As the fifth book in a mystery series that has been running for several years, Mette Ivie Harrison's The Prodigal Daughter has a foundation that was put in place long ago. But more recent events led to a book that was more relevant and timely to the culture in general, and to the author in particular.
A Salt Lake City resident and veteran of young adult fantasy novels, Harrison created Linda Wallheim—the Mormon housewife/amateur mystery-solver protagonist of the new The Prodigal Daughter and its predecessors, beginning with The Bishop's Wife—at a time when she was struggling to get her work published in the wake of the 2008 recession. "I bumped up against a wall," Harrison recalls. "I gave my agent a list of ideas, and [The Bishop's Wife] was at the bottom. He said, 'Whatever you do, don't write that one. No one cares about Mormonism.'"
"In a weird way, that gave me permission," she adds; "the idea that 'no one would read it' meant I could write it just for me."
Harrison describes Linda Wallheim as "like [Agatha Christie's] Jane Marple, just a nosy lady who pokes around and asks questions; she has no authority." Yet what complicates Wallheim as a character is the recent empty-nester struggling with her role as a woman within the Church of Jesus Christ of Latter-day Saints, and various church policies including its attitudes towards LGBTQ members (one of Linda's sons is a gay missionary). That conflict includes a growing rift between her and her husband, the bishop in their LDS ward.
"It made sense in terms of a mystery series," Harrison says of Linda's arc. "The detective, amateur or professional, is often on a downward spiral. I'd read many series that had a male character in that downward spiral, drinking or having a marriage destroyed. And I wanted to plot that for my female character."
Though Harrison said she didn't realize it consciously at the time she was planning a series of Linda Wallheim books, her own journey began to mirror that of her protagonist. Harrison began questioning her own role as a member of the Mormon church, and separating from it. At the end of 2020, she also separated from her husband of more than 25 years.
"I had questions and I had problems, but by the time [The Bishop's Wife] came out in 2014, I'd already charted out seven other books in the series," she says. "And I knew Linda was going to leave [the LDS church]. ... I planned that arc for Linda because I thought it was the most interesting arc. I still don't really think that I am Linda; in the beginning, I thought of her as this idealized Mormon woman who was capable of keeping her mouth shut when she needed to, and going with the group when necessary. Have I used some of my experiences of leaving? Yes, but I didn't mean this to be a memoir."
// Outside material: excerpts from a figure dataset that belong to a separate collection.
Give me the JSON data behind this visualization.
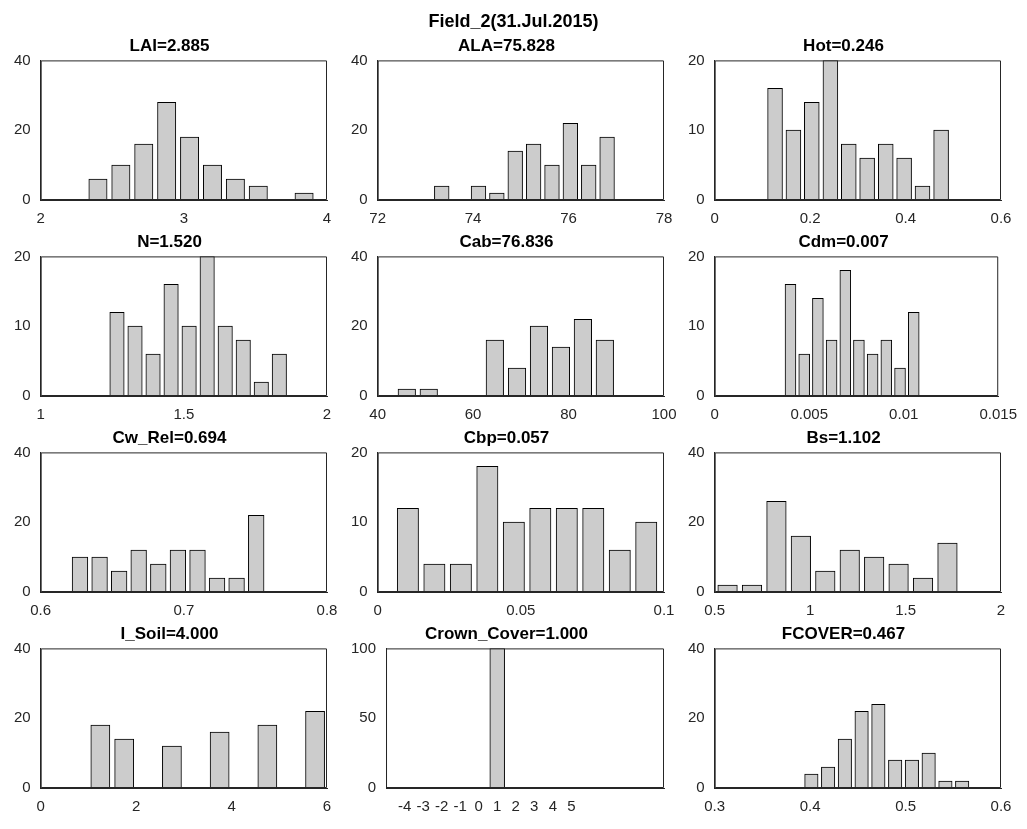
{
  "chart_data": [
    {
      "type": "other",
      "title": "Field_2(31.Jul.2015)"
    },
    {
      "type": "histogram",
      "title": "LAI=2.885",
      "bins": [
        2.32,
        2.48,
        2.64,
        2.8,
        2.96,
        3.12,
        3.28,
        3.44,
        3.6,
        3.76,
        3.92
      ],
      "values": [
        6,
        10,
        16,
        28,
        18,
        10,
        6,
        4,
        0,
        2
      ],
      "color": "#cccccc",
      "xlim": [
        2,
        4
      ],
      "xticks": [
        2,
        3,
        4
      ],
      "ylim": [
        0,
        40
      ],
      "yticks": [
        0,
        20,
        40
      ]
    },
    {
      "type": "histogram",
      "title": "ALA=75.828",
      "bins": [
        73.15,
        73.535,
        73.92,
        74.305,
        74.69,
        75.075,
        75.46,
        75.845,
        76.23,
        76.615,
        77.0
      ],
      "values": [
        4,
        0,
        4,
        2,
        14,
        16,
        10,
        22,
        10,
        18
      ],
      "color": "#cccccc",
      "xlim": [
        72,
        78
      ],
      "xticks": [
        72,
        74,
        76,
        78
      ],
      "ylim": [
        0,
        40
      ],
      "yticks": [
        0,
        20,
        40
      ]
    },
    {
      "type": "histogram",
      "title": "Hot=0.246",
      "bins": [
        0.107,
        0.146,
        0.184,
        0.223,
        0.262,
        0.3,
        0.339,
        0.378,
        0.416,
        0.455,
        0.494
      ],
      "values": [
        16,
        10,
        14,
        20,
        8,
        6,
        8,
        6,
        2,
        10
      ],
      "color": "#cccccc",
      "xlim": [
        0,
        0.6
      ],
      "xticks": [
        0,
        0.2,
        0.4,
        0.6
      ],
      "ylim": [
        0,
        20
      ],
      "yticks": [
        0,
        10,
        20
      ]
    },
    {
      "type": "histogram",
      "title": "N=1.520",
      "bins": [
        1.235,
        1.298,
        1.361,
        1.424,
        1.487,
        1.55,
        1.613,
        1.676,
        1.739,
        1.802,
        1.865
      ],
      "values": [
        12,
        10,
        6,
        16,
        10,
        20,
        10,
        8,
        2,
        6
      ],
      "color": "#cccccc",
      "xlim": [
        1,
        2
      ],
      "xticks": [
        1,
        1.5,
        2
      ],
      "ylim": [
        0,
        20
      ],
      "yticks": [
        0,
        10,
        20
      ]
    },
    {
      "type": "histogram",
      "title": "Cab=76.836",
      "bins": [
        43.8,
        48.4,
        53.0,
        57.6,
        62.2,
        66.9,
        71.5,
        76.1,
        80.7,
        85.3,
        89.9
      ],
      "values": [
        2,
        2,
        0,
        0,
        16,
        8,
        20,
        14,
        22,
        16
      ],
      "color": "#cccccc",
      "xlim": [
        40,
        100
      ],
      "xticks": [
        40,
        60,
        80,
        100
      ],
      "ylim": [
        0,
        40
      ],
      "yticks": [
        0,
        20,
        40
      ]
    },
    {
      "type": "histogram",
      "title": "Cdm=0.007",
      "bins": [
        0.00365,
        0.00437,
        0.0051,
        0.00582,
        0.00655,
        0.00727,
        0.00799,
        0.00872,
        0.00944,
        0.01017,
        0.01089
      ],
      "values": [
        16,
        6,
        14,
        8,
        18,
        8,
        6,
        8,
        4,
        12
      ],
      "color": "#cccccc",
      "xlim": [
        0,
        0.015
      ],
      "xticks": [
        0,
        0.005,
        0.01,
        0.015
      ],
      "ylim": [
        0,
        20
      ],
      "yticks": [
        0,
        10,
        20
      ]
    },
    {
      "type": "histogram",
      "title": "Cw_Rel=0.694",
      "bins": [
        0.6206,
        0.6343,
        0.648,
        0.6616,
        0.6753,
        0.689,
        0.7027,
        0.7164,
        0.73,
        0.7437,
        0.7574
      ],
      "values": [
        10,
        10,
        6,
        12,
        8,
        12,
        12,
        4,
        4,
        22
      ],
      "color": "#cccccc",
      "xlim": [
        0.6,
        0.8
      ],
      "xticks": [
        0.6,
        0.7,
        0.8
      ],
      "ylim": [
        0,
        40
      ],
      "yticks": [
        0,
        20,
        40
      ]
    },
    {
      "type": "histogram",
      "title": "Cbp=0.057",
      "bins": [
        0.0059,
        0.0152,
        0.0244,
        0.0337,
        0.0429,
        0.0522,
        0.0614,
        0.0707,
        0.0799,
        0.0892,
        0.0984
      ],
      "values": [
        12,
        4,
        4,
        18,
        10,
        12,
        12,
        12,
        6,
        10
      ],
      "color": "#cccccc",
      "xlim": [
        0,
        0.1
      ],
      "xticks": [
        0,
        0.05,
        0.1
      ],
      "ylim": [
        0,
        20
      ],
      "yticks": [
        0,
        10,
        20
      ]
    },
    {
      "type": "histogram",
      "title": "Bs=1.102",
      "bins": [
        0.5035,
        0.6315,
        0.7595,
        0.8875,
        1.0155,
        1.1435,
        1.2715,
        1.3995,
        1.5275,
        1.6555,
        1.7835
      ],
      "values": [
        2,
        2,
        26,
        16,
        6,
        12,
        10,
        8,
        4,
        14
      ],
      "color": "#cccccc",
      "xlim": [
        0.5,
        2
      ],
      "xticks": [
        0.5,
        1,
        1.5,
        2
      ],
      "ylim": [
        0,
        40
      ],
      "yticks": [
        0,
        20,
        40
      ]
    },
    {
      "type": "histogram",
      "title": "I_Soil=4.000",
      "bins": [
        1.0,
        1.5,
        2.0,
        2.5,
        3.0,
        3.5,
        4.0,
        4.5,
        5.0,
        5.5,
        6.0
      ],
      "values": [
        18,
        14,
        0,
        12,
        0,
        16,
        0,
        18,
        0,
        22
      ],
      "color": "#cccccc",
      "xlim": [
        0,
        6
      ],
      "xticks": [
        0,
        2,
        4,
        6
      ],
      "ylim": [
        0,
        40
      ],
      "yticks": [
        0,
        20,
        40
      ]
    },
    {
      "type": "histogram",
      "title": "Crown_Cover=1.000",
      "bins": [
        0.5,
        1.5
      ],
      "values": [
        100
      ],
      "color": "#cccccc",
      "xlim": [
        -5,
        10
      ],
      "xticks": [
        -4,
        -3,
        -2,
        -1,
        0,
        1,
        2,
        3,
        4,
        5
      ],
      "ylim": [
        0,
        100
      ],
      "yticks": [
        0,
        50,
        100
      ]
    },
    {
      "type": "histogram",
      "title": "FCOVER=0.467",
      "bins": [
        0.3925,
        0.4101,
        0.4276,
        0.4452,
        0.4627,
        0.4803,
        0.4979,
        0.5154,
        0.533,
        0.5505,
        0.5681
      ],
      "values": [
        4,
        6,
        14,
        22,
        24,
        8,
        8,
        10,
        2,
        2
      ],
      "color": "#cccccc",
      "xlim": [
        0.3,
        0.6
      ],
      "xticks": [
        0.3,
        0.4,
        0.5,
        0.6
      ],
      "ylim": [
        0,
        40
      ],
      "yticks": [
        0,
        20,
        40
      ]
    }
  ]
}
In The Prodigal Daughter, Linda Wallheim's crisis of faith collides with the case of a missing 15-year-old girl, the babysitter for her adult son and daughter-in-law. The narrative explores issues of sexual violence, the accompanying shame inspired by LDS church teachings on purity, and rape culture within a patriarchal religion. Those elements were not initially part of the story Harrison had planned to focus on teen homelessness and the various factors that can lead a young person to leave the pressures of a religious home. (Harrison dedicated the book in part to the youth homelessness non-profit Ogden Youth Futures and its director, Kristen Mitchell.)
As such, The Prodigal Daughter skirts around the edges of what would typically be considered a "mystery" novel, focusing less on the whodunnit aspect than on the culture in which the crime takes place. And Harrison says she's always preferred to push at genre expectations.
"If you look at my fantasies," she says, "I got the same kind of comments: 'How can you have magic work that way?' ... In The Bishop's Wife, I played with, how late can I have the dead body show up before mystery readers wonder what's going on. I'm absolutely playing with mystery conventions, but am I playing with it so far that it might not be considered a mystery? ... Each of the books in the series is kind of a formal challenge in my head. This one is 'no dead body, no resolution.' Can I sell that as a mystery book? I wasn't sure if my editor was going to expect me get away with that."
Whether or not The Prodigal Daughter is technically a "mystery novel," it continues a series that has connected with readers by not being the kind of book that would show up in an "official" Mormon bookstore as it deals honestly with the church in all its complexity. "When Mormons write, there's often this acknowledged or unacknowledged attempt to make Mormons look good," Harrison says. "And I have zero interest in that. I only wanted Mormons who look human."